Mourão defende Zona Franca e ataca decretos do IPI; Menezes diz que Bolsonaro tinha razão

O vice-presidente Hamilton Mourão discordo ontem dos decretos assinados pelo presidente Jair Bolsonaro (PL), que reduziram a alíquota do Imposto sobre Produtos Industrializados (IPI) e atingiram a Zona Franca de Manaus (ZFM), ao participar da abertura de um dos maiores eventos de bioeconomia e tecnologia da informação e comunicação da Região Norte, a ExpoAmazônia BIO&TIC 2022. O pré-candidato ao Senado, Coronel Menezes (PL) reagiu à declaração hoje e defendeu a iniciativa do Governo Federal.
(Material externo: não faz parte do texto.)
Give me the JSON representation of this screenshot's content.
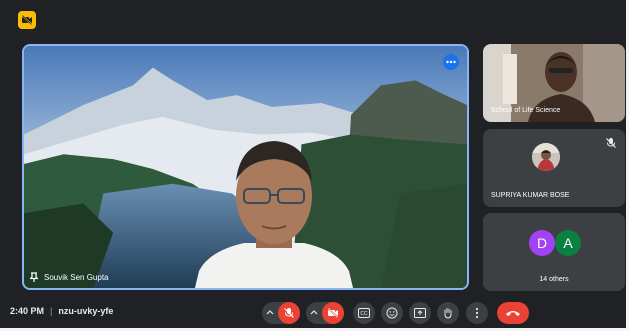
{
  "meeting": {
    "time": "2:40 PM",
    "separator": "|",
    "code": "nzu-uvky-yfe"
  },
  "main_speaker": {
    "name": "Souvik Sen Gupta"
  },
  "side_tiles": [
    {
      "label": "School of Life Science"
    },
    {
      "label": "SUPRIYA KUMAR BOSE"
    },
    {
      "label": "14 others",
      "avatars": [
        "D",
        "A"
      ]
    }
  ],
  "colors": {
    "accent": "#8ab4f8",
    "end_call": "#ea4335",
    "muted": "#ea4335",
    "avatar_d": "#a142f4",
    "avatar_a": "#0b8043",
    "badge": "#fbbc04"
  },
  "icons": {
    "top_badge": "no-camera-icon",
    "more": "more-options-icon",
    "pin": "pin-icon",
    "mic": "mic-off-icon",
    "camera": "camera-off-icon",
    "captions": "captions-icon",
    "emoji": "emoji-icon",
    "present": "present-screen-icon",
    "hand": "raise-hand-icon",
    "more_vert": "more-vert-icon",
    "end_call": "end-call-icon"
  }
}
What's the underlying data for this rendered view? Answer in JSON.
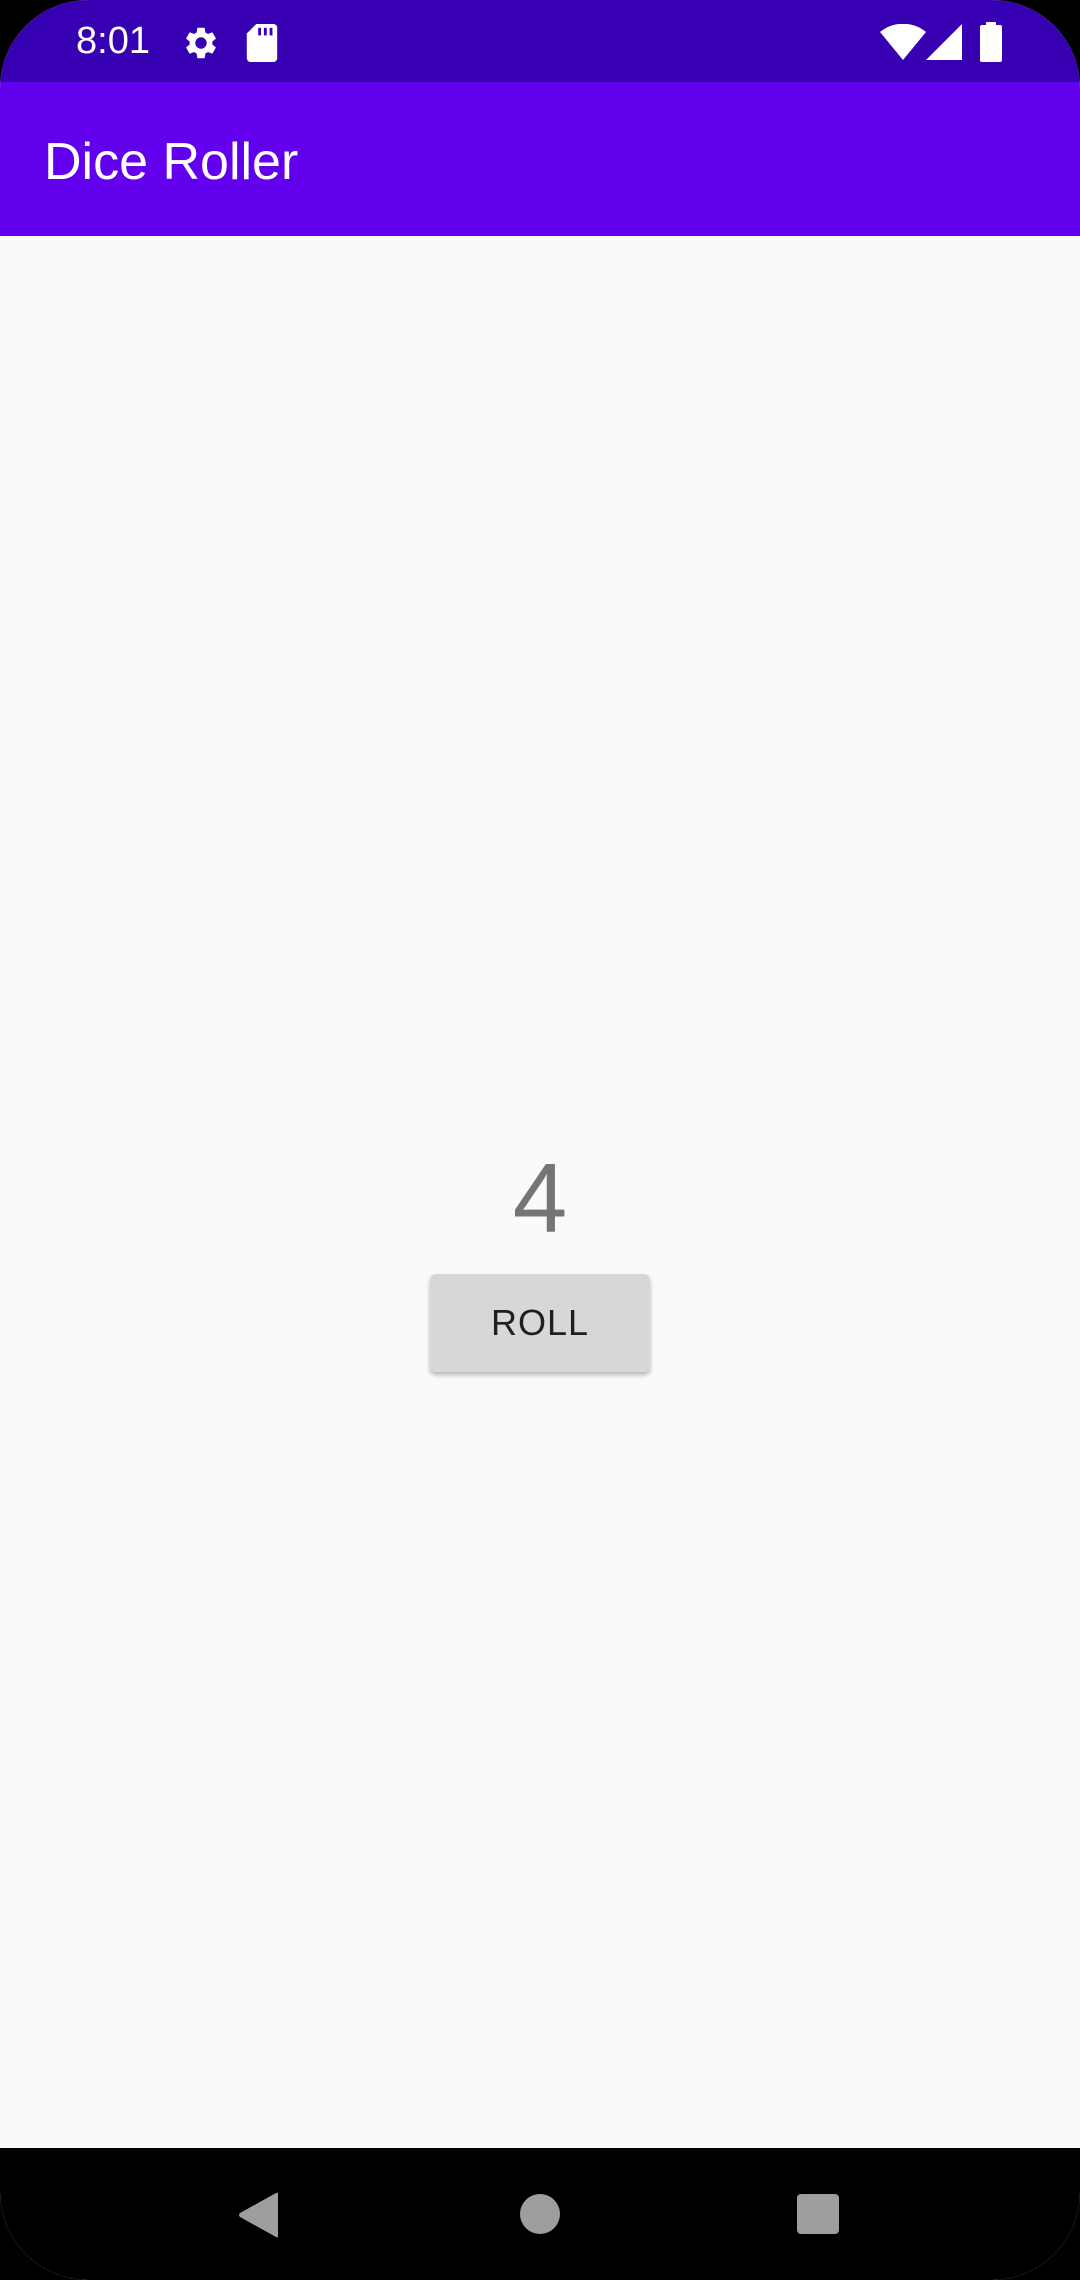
{
  "status_bar": {
    "time": "8:01",
    "left_icons": [
      "gear-icon",
      "sd-card-icon"
    ],
    "right_icons": [
      "wifi-icon",
      "cell-signal-icon",
      "battery-icon"
    ],
    "background": "#3700b3"
  },
  "app_bar": {
    "title": "Dice Roller",
    "background": "#6200ee"
  },
  "main": {
    "dice_value": "4",
    "roll_button_label": "ROLL",
    "background": "#fafafa"
  },
  "nav_bar": {
    "buttons": [
      "back-icon",
      "home-icon",
      "recents-icon"
    ]
  }
}
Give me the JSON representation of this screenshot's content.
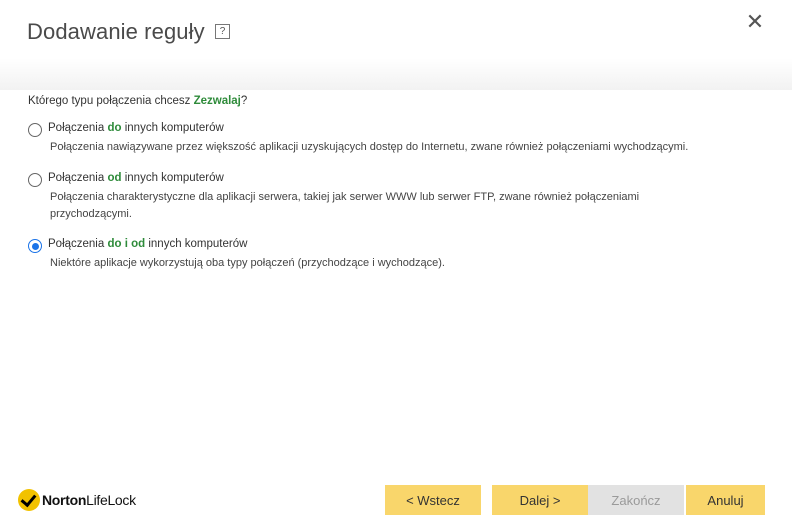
{
  "dialog": {
    "title": "Dodawanie reguły",
    "help_icon": "?",
    "close_icon": "✕"
  },
  "question": {
    "prefix": "Którego typu połączenia chcesz ",
    "accent": "Zezwalaj",
    "suffix": "?"
  },
  "options": [
    {
      "label_prefix": "Połączenia ",
      "label_accent": "do",
      "label_suffix": " innych komputerów",
      "description": "Połączenia nawiązywane przez większość aplikacji uzyskujących dostęp do Internetu, zwane również połączeniami wychodzącymi.",
      "selected": false
    },
    {
      "label_prefix": "Połączenia ",
      "label_accent": "od",
      "label_suffix": " innych komputerów",
      "description": "Połączenia charakterystyczne dla aplikacji serwera, takiej jak serwer WWW lub serwer FTP, zwane również połączeniami przychodzącymi.",
      "selected": false
    },
    {
      "label_prefix": "Połączenia ",
      "label_accent": "do i od",
      "label_suffix": " innych komputerów",
      "description": "Niektóre aplikacje wykorzystują oba typy połączeń (przychodzące i wychodzące).",
      "selected": true
    }
  ],
  "logo": {
    "part1": "Norton",
    "part2": "LifeLock"
  },
  "buttons": {
    "back": "< Wstecz",
    "next": "Dalej >",
    "finish": "Zakończ",
    "cancel": "Anuluj"
  },
  "colors": {
    "accent_green": "#2e8b3a",
    "button_yellow": "#f9d66b",
    "button_disabled": "#e2e2e2",
    "radio_selected": "#1a73e8"
  }
}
Para o vice-presidente, a ZFM tem se reinventado ao longo do tempo e a renúncia fiscal concedida a ela tem dado um retorno positivo à região, tendo em vista o volume de empregos gerados. Ele afirmou, ainda, que o assunto pode ser retomado. Os efeitos do decreto foram suspensos temporariamente pelo Supremo Tribunal Federal (STF).

“Eu julgo que o retorno que é dado aqui pela Zona Franca de Manaus é um retorno positivo, porque gera cem mil empregos diretos aqui na região, então, eu acho que essa redução do IPI aqui não foi a melhor decisão que a gente poderia ter tomado. Então, é um assunto que ainda pode ser retomado, né? Voltado a ser estudado. E é óbvio que, com o passar do tempo, algumas dessas atividades deixarão de ter a isenção, mas não no presente momento que nós estamos vivendo”, disse Mourão.

Menezes, que se apresenta na pré-campanha como principal interlocutor do presidente no Amazonas, voltou a defender os decretos e disse que a Zona Franca precisa se reinventar.